Все то же было здесь, в своем хорошо обжитом, уставленном богатой мебелью и произведениями искусства гнезде, тот же был просторный, со старинными креслами и книжными шкафами кабинет, тот же письменный стол с бронзовыми и костяными фигурками, но Туманов в этот поздний вечер не чувствовал себя счастливым. «Жить ради своей сытости? Разве для такой ничтожной цели я родился на свет? Тот самый я, который плакал при виде нищего человека? Боже, что же со мной стало? Надо что-то менять… Так нельзя дальше жить».
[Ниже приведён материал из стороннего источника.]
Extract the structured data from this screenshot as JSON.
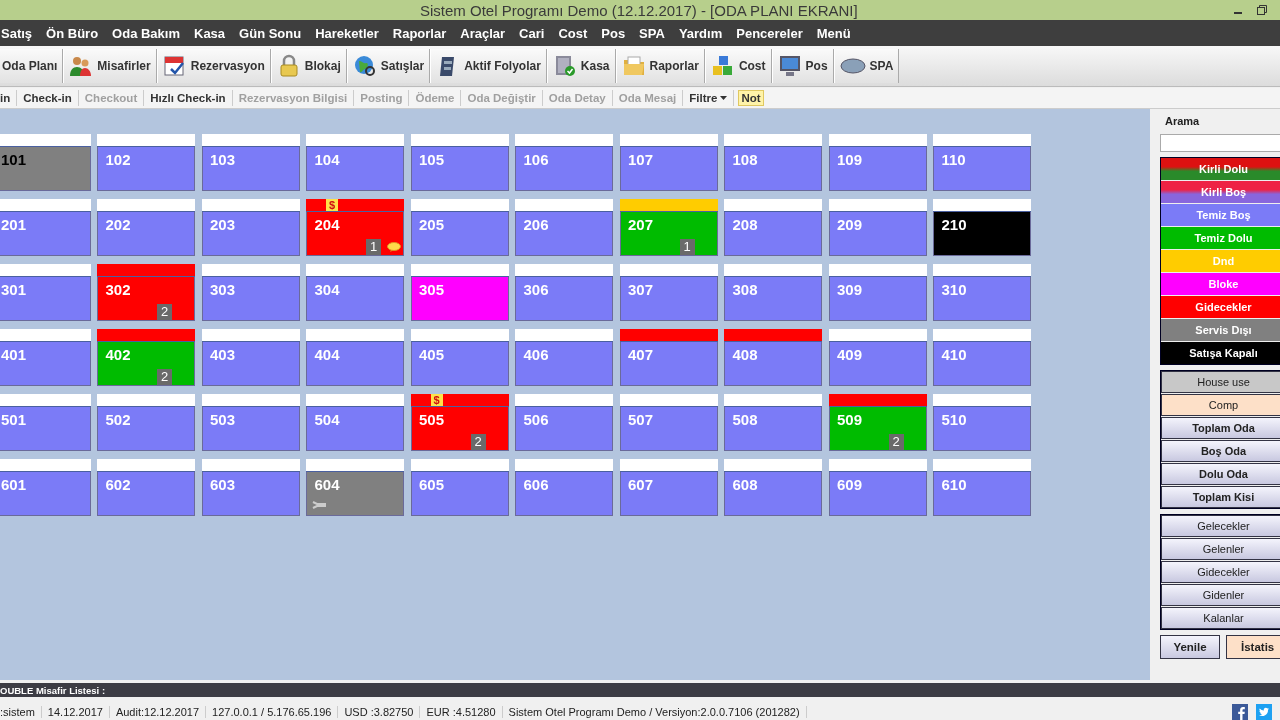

«Отпробовавший зелья невмочь остановиться», — вспомнил он высказывание одного мужика. «Но ты не сидел в моей шкуре. Ты не знаешь, что такое слава! Несчастный… Я или он? Кто из нас более несчастен? Зачем мне слава? К чертовой матери! Тишков сказал мне:«Живи не ради славы».

Шумно вошла в своем розовом халате Анна Евдокимовна.

— Да что, собственно, произошло?

Он, не отвечая на вопрос, лег на роскошный диван, накрыв голову маленькой расшитой подушечкой.

— В чем дело? В чем дело, Роман? Ты можешь, в конце концов, мне объяснить?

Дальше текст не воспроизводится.